In Search of Angels, by Alistair MoffatIn Search of Angels, by Alistair Moffat
In Search of Angels, by Alistair Moffat

There is a certain irony in a book which frequently declares that the author is an atheist, and yet which resorts to words like “spiritual” and “transcendence” and “angels” so often. Moffat may write about Pelagius, but does not go into any detail about his beliefs deemed to be heretical. Some parts are simply naïve: Moffat writes that “the uncomfortable fact that this very beautiful place [Iona Abbey] was founded on that blood-drenched story... The Passion, the final episode, what made Christ’s ministry unique, what validated everything else that had gone before, was a spasm of appalling savagery, of obscene cruelty”. Wait till you see Season Two, because there is quite a twist.

There are passages which are very affecting, such as when the atheist author feels the need to light candles for his grand-daughters. But for each of these we have descriptions of cheese sandwiches and how many shoes he has packed, or that the A9 was blocked. These sections are somewhat laborious, as are the interludes about, for example, the history of CalMac ferries. I could certainly have done without anecdotes about taking John Smith to the Fringe Club, or brags about being put up in a five-star hotel in France that was a “concrete monstrosity”.

The section on Iona I found difficult. Maxwell MacLeod, the son of the founder the Rev George Macleod, has written an eloquent memoir about what a difficult and fractious man his father could be. None of this is cited here. Macleod’s account – which can be found on Bella Caledonia – is intriguing about a man of obvious faith and deep division. It would have made the chapter far richer to include such material.

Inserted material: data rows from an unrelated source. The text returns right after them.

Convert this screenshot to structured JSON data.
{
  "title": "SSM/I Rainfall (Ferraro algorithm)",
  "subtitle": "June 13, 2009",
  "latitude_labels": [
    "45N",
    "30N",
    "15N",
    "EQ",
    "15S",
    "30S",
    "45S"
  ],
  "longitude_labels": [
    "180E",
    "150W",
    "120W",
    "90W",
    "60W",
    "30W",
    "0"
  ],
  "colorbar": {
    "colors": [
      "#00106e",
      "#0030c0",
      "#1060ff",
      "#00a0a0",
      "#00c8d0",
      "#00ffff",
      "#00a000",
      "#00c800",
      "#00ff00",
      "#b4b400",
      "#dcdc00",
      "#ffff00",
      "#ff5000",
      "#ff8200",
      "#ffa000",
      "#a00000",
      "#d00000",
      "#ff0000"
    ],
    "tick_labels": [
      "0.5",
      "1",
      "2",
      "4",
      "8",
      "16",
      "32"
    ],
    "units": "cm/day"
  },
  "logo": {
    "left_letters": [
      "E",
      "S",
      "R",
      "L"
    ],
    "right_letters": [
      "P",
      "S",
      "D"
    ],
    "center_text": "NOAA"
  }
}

The book’s singular achievement is in showing how Gaelic might be in decline, but it has left its traces over the country. This is admirable work, and there is a humility in Moffat’s exasperation at being a learner speaker. He parses place names with elegance, and the wry comments on his attempts to speak the language are comical, in a melancholy way. In some ways, I thought that Moffat should actually write a memoir about trying to learn Gaelic. It might make more people try. At the same time, there is a strange snideness: to refer to Samuel Johnson and James Boswell, when they went on their Highland trip as “determined monoglots” is simply untrue. Johnson could read Latin and Greek, Boswell French.

What a curate’s egg of a book. Parts I found intriguing, parts I found blasé. Perhaps the greatest mystery in the book is that Moffat tells us the who, the when, the where of the saints, but never seems to come around to the why. What was the charisma? What was the inspiration?